To make the part, Mobbs worked with an Australian medical device company named Anatomics. In addition to constructing the titanium implant, the company also printed the doctor a number of models of the patient’s exact anatomy so he was able to practice the surgery before walking into the operating theatre.
While surgeons have been using 3D-printed implants for a number of years, Mobbs believes the surgery is a world first for these particular vertebrae in the neck. “To be able to get the printed implant that you know will fit perfectly because you’ve already done the operation on a model … It was just a pure delight,” he said. “It was as if someone had switched on a light and said ‘crikey, if this isn’t the future, well then I don’t know what is’.”

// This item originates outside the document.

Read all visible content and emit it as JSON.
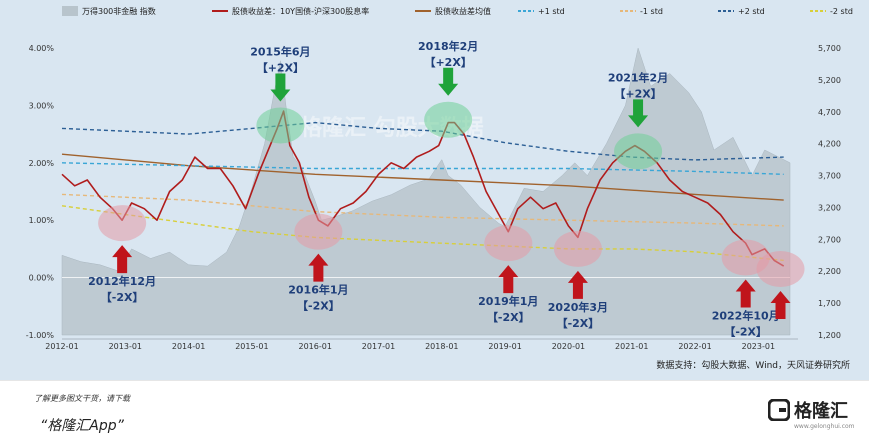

The surgery ended up taking more than 15 hours to complete. The patient is recovering well, according to Mobbs, but is having to deal with some of the effects of having received marathon surgery through the mouth. “It has caused him some problems with his capacity to swallow, which he is gradually recovering,” he said.
The future of 3D-printing
Mobbs is certain the use of 3D-printing in medicine will increase exponentially. “There’s no doubt this is the next big wave of medicine,” he said. “For me, the holy grail of medicine is the manufacturing of bones, joints and organs on-demand to restore function and save lives.”
He isn’t satisfied with printing implants from material like titanium, however. For Mobbs, the next step is to be able to harvest cells from the patient’s body in order to print the patient’s own cells onto a 3D scaffold in order to grow fully-customised organs. “To pre-print for organ transplants, and things like that,” he explained.
“In the not-too-distant future, given the appropriate regulatory requirements and ethical considerations, this will start happening,” Mobbs suggested. “Whether we’re printing a disc for a patient or a pancreas for a diabetic … this is within our lifetime.”